Ingredients
The following ingredients have 4 Servings
- 1 ½ pounds chicken thighs, boneless and skinless
- ½ yellow onion, diced
- 3 cloves garlic, minced
- 1 cup mushrooms, sliced
- 2 cups spinach, rough chopped
- 1 cup basil, rough chopped
- 1 tablespoon extra virgin olive oil
- 1 cup chicken stock
- 2 tablespoons tomato paste
- 1 tablespoon unsalted butter
- 1 teaspoon kosher salt
- ½ teaspoon black pepper
Instruction
- Heat olive oil in a large skillet over medium heat. Season chicken thighs with salt and pepper. Sear chicken thighs, 5 minutes on each side. Remove chicken from skillet and set aside on a plate.
- Add 1 tablespoon butter and sauté onions until just translucent. Add garlic and stir frequently until fragrant. Stir in tomato paste.

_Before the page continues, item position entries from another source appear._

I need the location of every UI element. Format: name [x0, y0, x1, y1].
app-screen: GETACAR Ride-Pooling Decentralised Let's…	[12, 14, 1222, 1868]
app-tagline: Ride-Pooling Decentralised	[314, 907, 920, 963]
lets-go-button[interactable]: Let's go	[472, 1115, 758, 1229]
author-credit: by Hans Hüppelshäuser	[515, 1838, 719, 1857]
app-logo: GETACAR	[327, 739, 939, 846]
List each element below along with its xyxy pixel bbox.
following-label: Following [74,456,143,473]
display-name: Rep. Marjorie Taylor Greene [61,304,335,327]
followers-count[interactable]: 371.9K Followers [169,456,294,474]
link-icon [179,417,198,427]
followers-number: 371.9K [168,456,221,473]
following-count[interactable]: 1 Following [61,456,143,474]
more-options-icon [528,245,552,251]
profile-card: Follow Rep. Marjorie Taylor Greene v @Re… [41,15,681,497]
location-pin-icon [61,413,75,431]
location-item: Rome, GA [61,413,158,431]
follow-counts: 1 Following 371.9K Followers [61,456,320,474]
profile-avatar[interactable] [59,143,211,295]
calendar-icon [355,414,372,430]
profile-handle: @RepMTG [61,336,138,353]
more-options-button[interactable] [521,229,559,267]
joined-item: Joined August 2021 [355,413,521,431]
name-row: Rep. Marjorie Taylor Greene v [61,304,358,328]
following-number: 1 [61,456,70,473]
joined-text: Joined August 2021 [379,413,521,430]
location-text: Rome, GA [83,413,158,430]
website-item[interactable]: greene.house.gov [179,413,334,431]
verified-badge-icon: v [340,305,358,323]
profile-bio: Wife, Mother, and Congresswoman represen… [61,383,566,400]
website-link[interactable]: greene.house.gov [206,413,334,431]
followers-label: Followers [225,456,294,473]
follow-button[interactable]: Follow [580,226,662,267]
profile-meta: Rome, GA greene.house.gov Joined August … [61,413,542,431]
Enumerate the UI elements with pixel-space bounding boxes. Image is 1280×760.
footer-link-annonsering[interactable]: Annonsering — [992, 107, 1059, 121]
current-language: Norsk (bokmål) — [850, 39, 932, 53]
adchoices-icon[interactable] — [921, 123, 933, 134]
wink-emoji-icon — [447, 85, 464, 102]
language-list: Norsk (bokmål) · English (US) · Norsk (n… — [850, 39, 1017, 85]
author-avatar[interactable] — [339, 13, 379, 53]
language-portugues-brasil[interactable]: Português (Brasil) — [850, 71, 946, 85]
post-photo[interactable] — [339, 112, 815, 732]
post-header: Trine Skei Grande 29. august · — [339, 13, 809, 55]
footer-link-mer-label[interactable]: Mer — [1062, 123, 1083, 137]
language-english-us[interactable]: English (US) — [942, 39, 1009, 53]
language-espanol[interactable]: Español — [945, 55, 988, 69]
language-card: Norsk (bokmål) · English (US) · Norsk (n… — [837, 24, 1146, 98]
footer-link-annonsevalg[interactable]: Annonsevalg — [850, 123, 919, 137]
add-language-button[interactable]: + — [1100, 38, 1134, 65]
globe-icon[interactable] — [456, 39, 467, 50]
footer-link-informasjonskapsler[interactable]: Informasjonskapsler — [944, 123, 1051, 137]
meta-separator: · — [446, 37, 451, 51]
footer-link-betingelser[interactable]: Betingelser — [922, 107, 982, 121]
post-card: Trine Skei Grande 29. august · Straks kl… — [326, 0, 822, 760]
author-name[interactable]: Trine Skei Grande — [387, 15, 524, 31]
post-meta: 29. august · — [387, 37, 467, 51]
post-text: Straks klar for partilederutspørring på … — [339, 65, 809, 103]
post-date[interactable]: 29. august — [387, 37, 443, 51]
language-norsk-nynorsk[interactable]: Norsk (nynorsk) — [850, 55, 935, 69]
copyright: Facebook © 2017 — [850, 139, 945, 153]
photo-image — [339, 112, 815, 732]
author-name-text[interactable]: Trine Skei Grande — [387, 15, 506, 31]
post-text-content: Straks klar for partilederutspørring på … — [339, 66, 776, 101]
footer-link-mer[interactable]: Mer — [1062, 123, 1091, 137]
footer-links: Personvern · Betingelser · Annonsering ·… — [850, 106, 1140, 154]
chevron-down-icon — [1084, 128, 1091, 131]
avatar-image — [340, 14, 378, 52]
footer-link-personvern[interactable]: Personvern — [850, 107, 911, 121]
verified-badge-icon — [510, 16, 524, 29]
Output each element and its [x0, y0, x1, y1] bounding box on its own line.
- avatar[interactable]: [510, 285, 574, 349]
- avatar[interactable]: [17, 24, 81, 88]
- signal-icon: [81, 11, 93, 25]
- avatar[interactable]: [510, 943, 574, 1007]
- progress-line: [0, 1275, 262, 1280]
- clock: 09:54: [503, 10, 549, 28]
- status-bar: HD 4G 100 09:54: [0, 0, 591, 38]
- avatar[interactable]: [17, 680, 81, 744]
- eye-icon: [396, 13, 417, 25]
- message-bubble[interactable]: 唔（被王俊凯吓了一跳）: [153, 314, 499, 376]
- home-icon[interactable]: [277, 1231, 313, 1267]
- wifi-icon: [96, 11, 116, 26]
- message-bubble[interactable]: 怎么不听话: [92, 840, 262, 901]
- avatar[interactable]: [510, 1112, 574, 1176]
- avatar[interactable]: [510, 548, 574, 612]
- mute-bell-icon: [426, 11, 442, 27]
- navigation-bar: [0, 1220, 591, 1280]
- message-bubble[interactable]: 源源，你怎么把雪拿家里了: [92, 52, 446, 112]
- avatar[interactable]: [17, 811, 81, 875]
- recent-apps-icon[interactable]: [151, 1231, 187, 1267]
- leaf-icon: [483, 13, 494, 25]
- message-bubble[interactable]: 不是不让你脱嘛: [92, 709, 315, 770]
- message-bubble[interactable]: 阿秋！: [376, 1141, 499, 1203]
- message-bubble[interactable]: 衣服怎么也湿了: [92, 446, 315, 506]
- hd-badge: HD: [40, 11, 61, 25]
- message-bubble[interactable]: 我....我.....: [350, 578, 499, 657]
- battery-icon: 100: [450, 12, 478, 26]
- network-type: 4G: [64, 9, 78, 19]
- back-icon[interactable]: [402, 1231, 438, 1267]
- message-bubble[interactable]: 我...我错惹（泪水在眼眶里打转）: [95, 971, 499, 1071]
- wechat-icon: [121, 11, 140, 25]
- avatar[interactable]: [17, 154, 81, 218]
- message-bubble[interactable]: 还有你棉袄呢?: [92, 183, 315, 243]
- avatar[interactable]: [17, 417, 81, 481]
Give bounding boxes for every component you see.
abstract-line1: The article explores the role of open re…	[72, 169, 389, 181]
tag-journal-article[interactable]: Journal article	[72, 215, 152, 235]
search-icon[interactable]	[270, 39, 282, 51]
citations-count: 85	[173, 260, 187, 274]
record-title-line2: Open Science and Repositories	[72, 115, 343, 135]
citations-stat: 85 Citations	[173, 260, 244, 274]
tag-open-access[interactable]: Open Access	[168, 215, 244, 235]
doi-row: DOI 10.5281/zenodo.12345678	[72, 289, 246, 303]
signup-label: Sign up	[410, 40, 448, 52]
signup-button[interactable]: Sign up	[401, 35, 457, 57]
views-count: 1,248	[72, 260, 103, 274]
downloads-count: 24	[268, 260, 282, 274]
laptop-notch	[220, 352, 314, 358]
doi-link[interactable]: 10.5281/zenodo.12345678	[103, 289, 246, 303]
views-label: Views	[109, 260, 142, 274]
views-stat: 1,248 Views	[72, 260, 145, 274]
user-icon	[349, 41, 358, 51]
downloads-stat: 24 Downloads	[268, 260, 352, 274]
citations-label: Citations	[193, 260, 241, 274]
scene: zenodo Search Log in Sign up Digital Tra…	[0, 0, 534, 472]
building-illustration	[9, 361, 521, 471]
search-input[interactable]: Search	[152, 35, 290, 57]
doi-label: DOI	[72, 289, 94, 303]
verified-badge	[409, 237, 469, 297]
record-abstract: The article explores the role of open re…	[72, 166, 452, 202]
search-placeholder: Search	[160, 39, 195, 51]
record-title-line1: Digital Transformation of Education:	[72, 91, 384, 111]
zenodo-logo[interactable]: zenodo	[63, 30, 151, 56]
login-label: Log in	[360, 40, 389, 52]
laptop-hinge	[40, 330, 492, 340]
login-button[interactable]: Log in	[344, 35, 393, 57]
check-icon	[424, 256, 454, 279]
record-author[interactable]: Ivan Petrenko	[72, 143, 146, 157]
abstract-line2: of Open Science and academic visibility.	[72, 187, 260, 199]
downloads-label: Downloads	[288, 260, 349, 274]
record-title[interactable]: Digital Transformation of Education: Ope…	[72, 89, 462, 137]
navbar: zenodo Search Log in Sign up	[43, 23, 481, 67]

- Pour chicken stock in the skillet to deglaze the pan, scraping up any bits of flavor from the bottom. Bring to a boil.
- Reduce heat to low and add mushrooms, spinach, and basil leaves.
- Return chicken thighs to the skillet, including any juices from the plate. Increase heat to medium and cook until chicken thighs are cooked through, reaching an internal temperature of 165°F. Add more salt and pepper, to taste, before serving. Enjoy!